Typically, financial codependency plays out with family members and can also be seen in relationships with friends or significant others. Among friends, it commonly takes the form of one person continually loaning money to friends and seldom getting paid back. With couples, one partner may concede all the finances to the other and be unaware of their financial status or situation. Typically parents give to their children and may continue this giving pattern well into adulthood. Some parents give until they die, which indicates how large an issue financial codependency can be.

Many parents realize they have made mistakes and feel guilty around the way they may have raised their children. As a way to compensate for the inadequacies in their parenting, they create ways to help their children financially to relieve some of that guilt. Different ways that parents may present financial codependency to their children include: giving money for no reason, buying as gifts items the children cannot afford, paying for cars, trips, or household bills because children cannot afford them, making sure they always pay for meals even when children can afford and want to pay, helping children through difficult financial tight spots they placed themselves in, paying for college, paying for a house, etc. While all of these can be supportive ways to help children financially, if the motivation is to enable, tension can be created and the opportunity for the child to learn and grow to become financially independent is lost.

When we attempt to help another person financially, we are denying them the opportunity to grow from their own financial situations. We enable them to rely on us financially. Unless the pattern of financial codependency stops, it becomes a financial enmeshment that is difficult to change.

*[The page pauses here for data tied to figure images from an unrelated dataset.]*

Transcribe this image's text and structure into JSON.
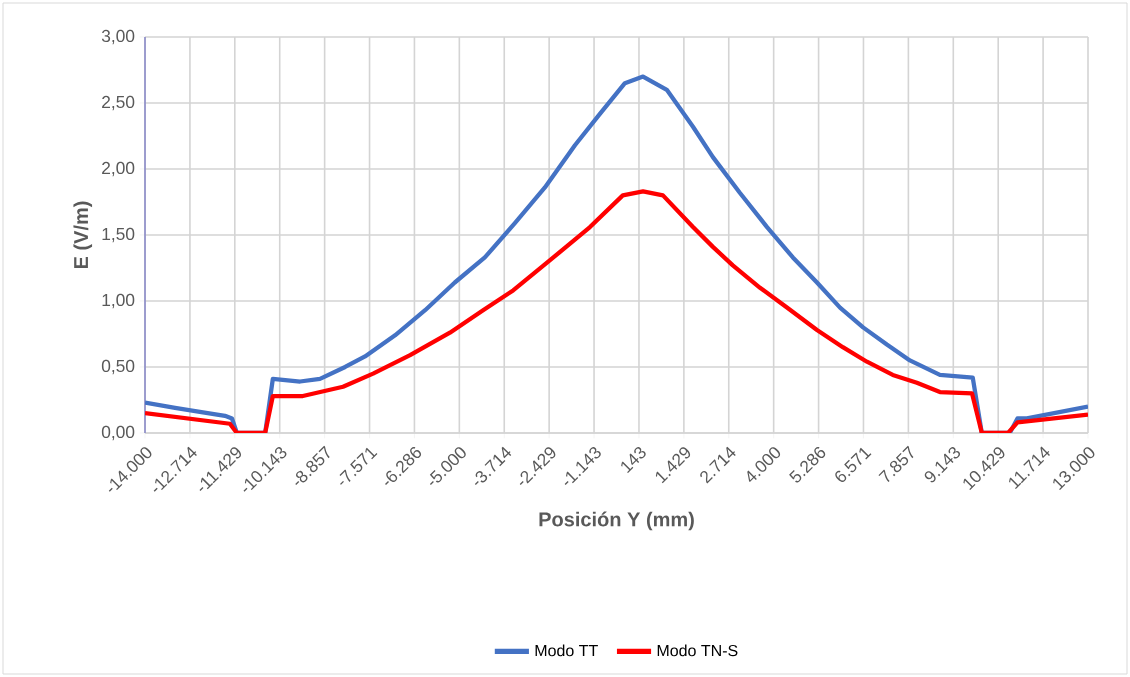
{
  "chart_data": {
    "type": "line",
    "xlabel": "Posición Y (mm)",
    "ylabel": "E (V/m)",
    "xlim": [
      -14000,
      13000
    ],
    "ylim": [
      0,
      3
    ],
    "xticks": [
      {
        "value": -14000,
        "label": "-14.000"
      },
      {
        "value": -12714,
        "label": "-12.714"
      },
      {
        "value": -11429,
        "label": "-11.429"
      },
      {
        "value": -10143,
        "label": "-10.143"
      },
      {
        "value": -8857,
        "label": "-8.857"
      },
      {
        "value": -7571,
        "label": "-7.571"
      },
      {
        "value": -6286,
        "label": "-6.286"
      },
      {
        "value": -5000,
        "label": "-5.000"
      },
      {
        "value": -3714,
        "label": "-3.714"
      },
      {
        "value": -2429,
        "label": "-2.429"
      },
      {
        "value": -1143,
        "label": "-1.143"
      },
      {
        "value": 143,
        "label": "143"
      },
      {
        "value": 1429,
        "label": "1.429"
      },
      {
        "value": 2714,
        "label": "2.714"
      },
      {
        "value": 4000,
        "label": "4.000"
      },
      {
        "value": 5286,
        "label": "5.286"
      },
      {
        "value": 6571,
        "label": "6.571"
      },
      {
        "value": 7857,
        "label": "7.857"
      },
      {
        "value": 9143,
        "label": "9.143"
      },
      {
        "value": 10429,
        "label": "10.429"
      },
      {
        "value": 11714,
        "label": "11.714"
      },
      {
        "value": 13000,
        "label": "13.000"
      }
    ],
    "yticks": [
      {
        "value": 0,
        "label": "0,00"
      },
      {
        "value": 0.5,
        "label": "0,50"
      },
      {
        "value": 1,
        "label": "1,00"
      },
      {
        "value": 1.5,
        "label": "1,50"
      },
      {
        "value": 2,
        "label": "2,00"
      },
      {
        "value": 2.5,
        "label": "2,50"
      },
      {
        "value": 3,
        "label": "3,00"
      }
    ],
    "grid": true,
    "legend": "bottom",
    "marker": "none",
    "line_style": "solid",
    "series": [
      {
        "name": "Modo TT",
        "color": "#4472c4",
        "x": [
          -14000,
          -13140,
          -12430,
          -11710,
          -11510,
          -11370,
          -10560,
          -10340,
          -9560,
          -8990,
          -8270,
          -7700,
          -6840,
          -5980,
          -5130,
          -4270,
          -3410,
          -2550,
          -1690,
          -970,
          -260,
          260,
          940,
          1690,
          2260,
          3030,
          3810,
          4550,
          5240,
          5900,
          6560,
          7240,
          7900,
          8760,
          9700,
          9960,
          10760,
          10980,
          11250,
          13000
        ],
        "values": [
          0.23,
          0.19,
          0.16,
          0.13,
          0.11,
          0,
          0,
          0.41,
          0.39,
          0.41,
          0.5,
          0.58,
          0.74,
          0.93,
          1.14,
          1.33,
          1.59,
          1.86,
          2.18,
          2.42,
          2.65,
          2.7,
          2.6,
          2.32,
          2.09,
          1.82,
          1.56,
          1.33,
          1.14,
          0.95,
          0.8,
          0.67,
          0.55,
          0.44,
          0.42,
          0,
          0,
          0.11,
          0.11,
          0.2
        ]
      },
      {
        "name": "Modo TN-S",
        "color": "#ff0000",
        "x": [
          -14000,
          -11570,
          -11370,
          -10560,
          -10340,
          -9480,
          -8330,
          -7470,
          -6410,
          -5270,
          -4320,
          -3460,
          -2490,
          -1260,
          -320,
          260,
          830,
          1690,
          2260,
          2830,
          3610,
          4380,
          5240,
          5980,
          6670,
          7410,
          8100,
          8760,
          9680,
          9960,
          10710,
          10980,
          13000
        ],
        "values": [
          0.15,
          0.07,
          0,
          0,
          0.28,
          0.28,
          0.35,
          0.45,
          0.59,
          0.76,
          0.93,
          1.08,
          1.29,
          1.56,
          1.8,
          1.83,
          1.8,
          1.56,
          1.41,
          1.27,
          1.1,
          0.95,
          0.78,
          0.65,
          0.54,
          0.44,
          0.38,
          0.31,
          0.3,
          0,
          0,
          0.08,
          0.14
        ]
      }
    ]
  }
}
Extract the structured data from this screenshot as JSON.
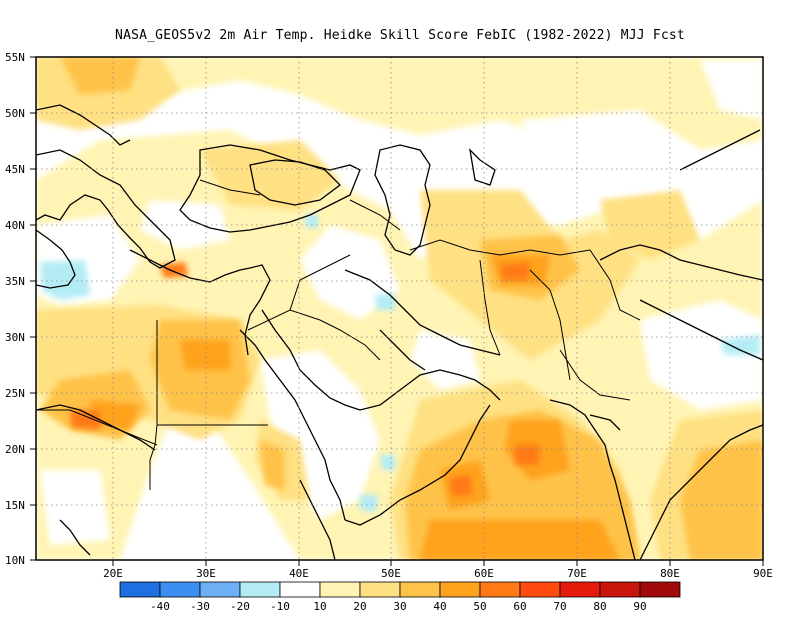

Looking at financial codependency at a deeper level typically uncovers strings associated with the giving. Conditions like “I want you to love me,” or “Now you have to do what I say,” are a couple of unspoken strings associated with financial codependency.

To create freedom from financial codependency it is important to recognize the underlying motivation for the financial codependency and the underlying feelings that drive this behavior.

While we want the best for our children and will do whatever we can to give them what we believe will be the best for them, we actually are doing a disservice by enabling them. The best way to help our children is to teach them at a young age about money and the role it plays in their lives. As they learn and grow, it is our responsibility as parents to be mentors and supporters while they walk through their own financial obstacles.